Soda Bicarbonate is used to control your pools alkalinity levels. Soda bicarb for short is also known as baking soda. Soda bicarb is extremely basic and will cause the pools PH to rise. The alkalinity and PH are lowered by adding acid. To check the pools alkalinity levels start by filling the larger side of the test tube about halfway (approx. 25 ml). Add a few drops of r007 to neutralize the water, then add 5 drops of r008 and the water should turn green. Next add r009 and make sure you count the drops added of r009 and multiply by 10. You must continue adding drops of r009 until the test water stays the different color. If it takes 12 drops of r009 then the alkalinity is 120ppm. In a pool with 10,000 approx. 1lb of soda bicarb should raise your total alkalinity by 10 ppm.

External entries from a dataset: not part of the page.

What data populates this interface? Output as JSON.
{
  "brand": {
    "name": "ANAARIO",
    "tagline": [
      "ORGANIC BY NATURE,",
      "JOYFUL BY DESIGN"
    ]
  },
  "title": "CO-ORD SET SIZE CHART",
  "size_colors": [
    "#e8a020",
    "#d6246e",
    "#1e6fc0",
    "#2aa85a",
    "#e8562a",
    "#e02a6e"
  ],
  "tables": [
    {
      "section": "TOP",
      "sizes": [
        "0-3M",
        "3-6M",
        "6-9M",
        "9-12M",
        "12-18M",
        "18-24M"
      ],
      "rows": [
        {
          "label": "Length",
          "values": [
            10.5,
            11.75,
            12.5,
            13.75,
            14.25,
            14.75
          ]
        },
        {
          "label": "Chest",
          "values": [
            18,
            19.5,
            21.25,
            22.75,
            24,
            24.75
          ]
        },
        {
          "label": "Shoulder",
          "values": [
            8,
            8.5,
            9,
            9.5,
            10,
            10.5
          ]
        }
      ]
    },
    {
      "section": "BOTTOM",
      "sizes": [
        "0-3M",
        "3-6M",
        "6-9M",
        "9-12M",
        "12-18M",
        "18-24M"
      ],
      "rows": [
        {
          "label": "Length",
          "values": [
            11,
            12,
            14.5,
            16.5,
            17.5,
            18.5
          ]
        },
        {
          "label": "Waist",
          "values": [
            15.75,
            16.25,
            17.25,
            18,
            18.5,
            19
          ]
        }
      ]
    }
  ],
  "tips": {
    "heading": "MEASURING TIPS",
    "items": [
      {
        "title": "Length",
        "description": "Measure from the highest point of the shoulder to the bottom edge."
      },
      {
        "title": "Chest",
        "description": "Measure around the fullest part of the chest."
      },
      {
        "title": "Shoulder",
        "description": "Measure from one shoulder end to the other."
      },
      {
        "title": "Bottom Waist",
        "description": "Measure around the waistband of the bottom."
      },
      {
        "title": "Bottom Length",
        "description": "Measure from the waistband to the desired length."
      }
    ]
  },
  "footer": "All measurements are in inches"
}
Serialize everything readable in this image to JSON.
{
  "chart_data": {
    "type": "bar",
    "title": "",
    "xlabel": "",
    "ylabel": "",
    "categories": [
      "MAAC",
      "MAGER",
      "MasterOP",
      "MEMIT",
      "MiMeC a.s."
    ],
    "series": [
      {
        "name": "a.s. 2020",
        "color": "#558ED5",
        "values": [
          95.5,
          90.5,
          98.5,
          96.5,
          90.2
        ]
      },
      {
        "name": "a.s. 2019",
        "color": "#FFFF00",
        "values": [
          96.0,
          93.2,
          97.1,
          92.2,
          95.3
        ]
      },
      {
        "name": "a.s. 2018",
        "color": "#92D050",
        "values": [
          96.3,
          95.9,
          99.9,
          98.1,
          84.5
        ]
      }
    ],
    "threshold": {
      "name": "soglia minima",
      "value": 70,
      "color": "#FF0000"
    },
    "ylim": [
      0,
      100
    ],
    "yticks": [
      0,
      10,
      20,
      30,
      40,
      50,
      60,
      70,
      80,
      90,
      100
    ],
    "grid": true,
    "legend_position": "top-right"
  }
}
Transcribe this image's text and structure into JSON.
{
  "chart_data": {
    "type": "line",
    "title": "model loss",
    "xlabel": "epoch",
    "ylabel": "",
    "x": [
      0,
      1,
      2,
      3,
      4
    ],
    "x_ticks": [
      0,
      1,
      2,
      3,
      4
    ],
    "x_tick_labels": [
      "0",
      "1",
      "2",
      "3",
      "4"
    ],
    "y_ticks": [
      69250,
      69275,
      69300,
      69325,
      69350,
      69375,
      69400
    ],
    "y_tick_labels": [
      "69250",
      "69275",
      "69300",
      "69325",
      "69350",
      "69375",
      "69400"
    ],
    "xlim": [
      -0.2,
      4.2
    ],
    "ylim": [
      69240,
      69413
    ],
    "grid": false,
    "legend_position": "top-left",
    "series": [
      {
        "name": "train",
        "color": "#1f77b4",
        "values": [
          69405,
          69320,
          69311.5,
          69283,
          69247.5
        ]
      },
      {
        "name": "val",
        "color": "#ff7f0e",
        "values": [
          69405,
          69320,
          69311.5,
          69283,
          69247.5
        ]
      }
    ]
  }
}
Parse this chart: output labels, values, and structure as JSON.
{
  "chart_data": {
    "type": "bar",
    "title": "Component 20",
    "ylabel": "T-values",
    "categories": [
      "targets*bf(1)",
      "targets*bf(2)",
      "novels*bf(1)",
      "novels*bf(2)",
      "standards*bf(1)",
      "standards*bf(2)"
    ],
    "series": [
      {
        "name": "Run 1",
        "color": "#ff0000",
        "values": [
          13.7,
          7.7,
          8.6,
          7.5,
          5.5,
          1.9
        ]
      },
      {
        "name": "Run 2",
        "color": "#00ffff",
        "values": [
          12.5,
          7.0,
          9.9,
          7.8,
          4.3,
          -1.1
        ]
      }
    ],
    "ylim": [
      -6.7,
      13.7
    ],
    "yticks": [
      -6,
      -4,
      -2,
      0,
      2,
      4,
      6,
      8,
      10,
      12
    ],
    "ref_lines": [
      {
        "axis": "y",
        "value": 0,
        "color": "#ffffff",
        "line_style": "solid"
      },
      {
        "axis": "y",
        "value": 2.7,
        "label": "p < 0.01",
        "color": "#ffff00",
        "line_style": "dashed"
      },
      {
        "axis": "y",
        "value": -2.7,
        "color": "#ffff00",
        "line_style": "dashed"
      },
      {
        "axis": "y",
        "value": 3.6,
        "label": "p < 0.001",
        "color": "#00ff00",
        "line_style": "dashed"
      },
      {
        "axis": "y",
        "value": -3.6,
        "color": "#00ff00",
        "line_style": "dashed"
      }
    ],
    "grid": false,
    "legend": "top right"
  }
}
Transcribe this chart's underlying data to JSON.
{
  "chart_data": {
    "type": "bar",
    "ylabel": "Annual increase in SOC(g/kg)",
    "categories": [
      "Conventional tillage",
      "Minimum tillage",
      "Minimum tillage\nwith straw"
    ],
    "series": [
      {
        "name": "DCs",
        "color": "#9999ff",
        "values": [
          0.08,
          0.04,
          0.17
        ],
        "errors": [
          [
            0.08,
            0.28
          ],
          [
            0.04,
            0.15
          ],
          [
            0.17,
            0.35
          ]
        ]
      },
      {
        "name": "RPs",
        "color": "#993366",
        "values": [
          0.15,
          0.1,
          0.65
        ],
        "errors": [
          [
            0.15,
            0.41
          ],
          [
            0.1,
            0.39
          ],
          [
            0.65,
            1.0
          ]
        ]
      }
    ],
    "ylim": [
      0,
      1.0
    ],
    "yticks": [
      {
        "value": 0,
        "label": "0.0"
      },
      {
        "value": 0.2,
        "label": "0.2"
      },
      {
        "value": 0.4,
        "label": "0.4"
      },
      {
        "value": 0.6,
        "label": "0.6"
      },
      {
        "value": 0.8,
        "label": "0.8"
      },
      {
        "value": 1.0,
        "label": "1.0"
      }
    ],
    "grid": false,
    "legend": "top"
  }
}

The benefits are endless when the water is treated and maintained correctly. Balanced pool water also extends the life of your pools surface by almost 40%. If the calcium and alkalinity levels are off; the water is unstable. Unstable pool water interferes with your pool’s ability to utilize the vital chemicals correctly. When left untreated this can cause your surface to deteriorate and lose its structural integrity. Which means the pool will need to be resurfaced years before a pool with consistently and correctly balanced pool water. In summary, having a pool maintained properly can lead to cost savings on all fronts. Pool water should be tested and corrected weekly. Knowing the approximate amount of water in gallons is extremely important. This allows you to add the correct amount of chemicals to the water the first time around. Adding too much will lead to replacing the over dosed water with fresh water which runs up costs of chemicals and the chances of unstable, unpleasant pool water.